L'Union des Métiers et des Industries de L'Hôtellerie a réuni des restaurateurs des Pyrénées-Orientales au pied du Castillet ce mercredi matin. L'objectif : exprimer leur mécontentement face aux grandes inconnues liées à leur reprise d'activité.


L'opération #Atable a été vue et entendue ce mercredi matin au centre-ville de Perpignan. L'Union des Métiers et des Industries de L'Hôtellerie des Pyrénées-Orientales a rassemblé de nombreux restaurateurs au pied du Castillet. Après les mots forts du président Hervé Montoyo, les professionnels de la restauration ont déposé leurs toques et tabliers pour exprimer leur désarroi. Ces derniers se retrouvent face au manque de directives claires du gouvernement quant à la réouverture de leurs établissements.
 

Le grand flou de la reprise

"Chef d'entreprise c'est prévoir, et là nous allons devoir travailler dans l'urgence. Ce n'est pas sérieux ! L'Etat nous aide à remplir le réservoir mais il nous manque les roues au véhicule", exprime avec colère Hervé Montoyo le président de l'UMIH 66. En effet, toute la profession attend avec impatience les annonces du premier ministre Edouard Philippe qui doit se prononcer ce jeudi au sujet la deuxième phase de déconfinement. Elle comprend la réouverture des restaurants, bars et cafés, qui ne veulent pas revivre la précipitation de leur fermeture. 

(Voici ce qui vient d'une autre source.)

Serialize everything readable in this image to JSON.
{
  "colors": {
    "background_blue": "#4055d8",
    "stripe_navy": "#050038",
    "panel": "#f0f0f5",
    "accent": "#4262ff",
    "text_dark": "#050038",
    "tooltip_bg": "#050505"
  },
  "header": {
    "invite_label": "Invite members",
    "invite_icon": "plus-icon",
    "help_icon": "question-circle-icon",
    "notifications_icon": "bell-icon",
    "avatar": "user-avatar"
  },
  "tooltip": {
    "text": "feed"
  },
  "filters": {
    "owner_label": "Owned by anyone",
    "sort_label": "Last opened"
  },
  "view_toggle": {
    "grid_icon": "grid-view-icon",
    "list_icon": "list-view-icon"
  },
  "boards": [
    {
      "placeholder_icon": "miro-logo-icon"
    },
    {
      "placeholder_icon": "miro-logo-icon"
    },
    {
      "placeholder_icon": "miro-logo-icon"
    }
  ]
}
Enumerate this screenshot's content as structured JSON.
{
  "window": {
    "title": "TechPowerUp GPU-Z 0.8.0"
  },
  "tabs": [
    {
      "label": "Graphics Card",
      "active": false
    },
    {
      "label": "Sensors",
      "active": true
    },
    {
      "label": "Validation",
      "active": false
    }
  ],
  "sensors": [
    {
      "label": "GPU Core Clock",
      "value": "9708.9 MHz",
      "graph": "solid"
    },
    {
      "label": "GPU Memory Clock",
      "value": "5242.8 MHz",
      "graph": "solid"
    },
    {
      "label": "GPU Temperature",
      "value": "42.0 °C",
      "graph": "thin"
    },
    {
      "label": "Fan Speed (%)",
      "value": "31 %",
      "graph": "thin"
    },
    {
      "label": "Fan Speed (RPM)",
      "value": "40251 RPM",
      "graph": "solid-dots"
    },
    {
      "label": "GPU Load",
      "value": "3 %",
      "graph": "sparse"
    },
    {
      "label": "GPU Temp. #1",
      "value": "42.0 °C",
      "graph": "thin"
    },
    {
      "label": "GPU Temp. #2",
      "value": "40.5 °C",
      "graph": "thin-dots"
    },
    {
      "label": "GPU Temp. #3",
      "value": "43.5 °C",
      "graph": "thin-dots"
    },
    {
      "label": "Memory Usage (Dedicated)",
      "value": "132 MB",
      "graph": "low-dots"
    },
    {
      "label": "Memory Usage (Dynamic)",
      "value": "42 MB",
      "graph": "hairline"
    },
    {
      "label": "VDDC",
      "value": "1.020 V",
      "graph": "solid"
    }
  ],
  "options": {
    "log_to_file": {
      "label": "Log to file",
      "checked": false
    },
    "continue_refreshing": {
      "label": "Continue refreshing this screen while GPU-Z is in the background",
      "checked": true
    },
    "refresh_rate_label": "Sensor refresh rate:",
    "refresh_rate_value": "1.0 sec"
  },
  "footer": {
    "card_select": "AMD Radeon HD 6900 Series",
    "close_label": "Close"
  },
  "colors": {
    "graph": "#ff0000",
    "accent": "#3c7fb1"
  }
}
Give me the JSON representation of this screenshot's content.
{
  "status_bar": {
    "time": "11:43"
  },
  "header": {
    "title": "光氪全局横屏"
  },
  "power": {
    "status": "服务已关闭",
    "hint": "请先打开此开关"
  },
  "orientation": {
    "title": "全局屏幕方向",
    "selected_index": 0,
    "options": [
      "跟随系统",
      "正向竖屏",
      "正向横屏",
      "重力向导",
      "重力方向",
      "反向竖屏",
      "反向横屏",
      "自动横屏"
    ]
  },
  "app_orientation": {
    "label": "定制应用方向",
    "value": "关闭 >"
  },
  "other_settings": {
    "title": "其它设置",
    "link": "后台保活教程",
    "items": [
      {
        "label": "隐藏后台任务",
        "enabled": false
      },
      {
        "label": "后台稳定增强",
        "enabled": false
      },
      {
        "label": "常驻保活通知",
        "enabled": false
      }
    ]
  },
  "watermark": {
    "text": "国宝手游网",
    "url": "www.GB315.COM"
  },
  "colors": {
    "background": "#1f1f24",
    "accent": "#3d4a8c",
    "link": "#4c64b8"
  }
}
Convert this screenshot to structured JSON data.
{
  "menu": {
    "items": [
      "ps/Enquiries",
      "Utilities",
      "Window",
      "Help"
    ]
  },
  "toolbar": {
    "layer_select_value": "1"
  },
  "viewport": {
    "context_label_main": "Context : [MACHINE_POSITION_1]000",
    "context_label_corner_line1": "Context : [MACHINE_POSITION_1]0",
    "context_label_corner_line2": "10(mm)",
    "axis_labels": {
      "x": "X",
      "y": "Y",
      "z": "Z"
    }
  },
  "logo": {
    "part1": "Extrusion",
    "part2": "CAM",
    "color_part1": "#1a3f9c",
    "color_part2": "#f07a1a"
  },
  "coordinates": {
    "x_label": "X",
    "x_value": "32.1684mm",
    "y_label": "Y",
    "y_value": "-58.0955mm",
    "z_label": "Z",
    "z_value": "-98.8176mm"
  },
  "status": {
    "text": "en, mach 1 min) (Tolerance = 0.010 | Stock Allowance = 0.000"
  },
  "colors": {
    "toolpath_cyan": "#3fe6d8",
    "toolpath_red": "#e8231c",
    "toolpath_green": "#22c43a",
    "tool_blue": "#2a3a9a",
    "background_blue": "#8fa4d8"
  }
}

"Le gouvernement nous a forcé à fermer le 14 mars au soir. On nous a prévenu à 19h45 qu'on devait fermer nos établissements avec toute la marchandise et tout ce qui allait un samedi soir à minuit. Et aujourd'hui, on devait nous informer sur le cahier des charges et sur les délais de la réouverture mardi dernier, et ça a été reporté à jeudi. On est toujours dans l'inconnue. On va nous faire rouvrir comme on nous a fait fermer" explique Brice Sannac, président des restaurateurs au sein de l'UMIH 66 (également hôtelier-restaurateur à Banyuls-sur-Mer).
 

Brice Sannac, président des restaurateurs au sein de l'UMIH 66


"Il y a encore beaucoup d'interrogations. La distance entre les tables, les 100 kilomètres, quelques détails importants qui ne sont pas traités", ajoute Jean Plouzennec, le président des Toques Blanches du Roussillon. À quelques jours de la reprise, c'est donc l'inquiétude qui prédomine pour toute la profession. "Un côté un peu anxyogène de ne pas avoir de directives claires, des dates qui ont été un peu lancées au couteau, et des difficultés à comprendre ce qui allait nous arriver" nous dit Anthony Beaugrand, gérant et chef du "Comptoir de Papa Ours" à Perpignan.
 

Les 100 km au coeur des interrogations

Et si l'impatience se ressent, c'est aussi parce que c'est la saison d’été qui se joue pour ces professionnels. Les touristes français viendront-ils en nombre ? Tout dépend de l'élargissement de la limite des déplacements à 100 km pour Brice Sannac. "Le problème c'est le manque de visibilité. Si demain le gouvernement dit, voilà, à partir du 2 juin, il n'y a plus la barrière des 100 km. Très bien, les gens pourront se projeter. Là actuellement, les clients se projettent un peu sur le mois de juillet, beaucoup sur le mois d'août, et sur les mois de septembre, octobre, je pense qu'on pourra faire une belle arrière saison. Mais l'arrière saison ne fera pas tout."

En attendant que l'Etat "lève les barrières", l'ensemble des restaurateurs présents ce mercredi se disent tout de même "prêts" à accueillir leurs clients en toute sécurité. 

 

À noter que le rassemblement organisé par l'UMIH a été fait dans le respect des règles sanitaires. Pendant le discours du président du syndicat, les restaurateurs ont été appelés à s'unir par groupe de 10 personnes et ont ensuite été invités à regagner leurs établissements.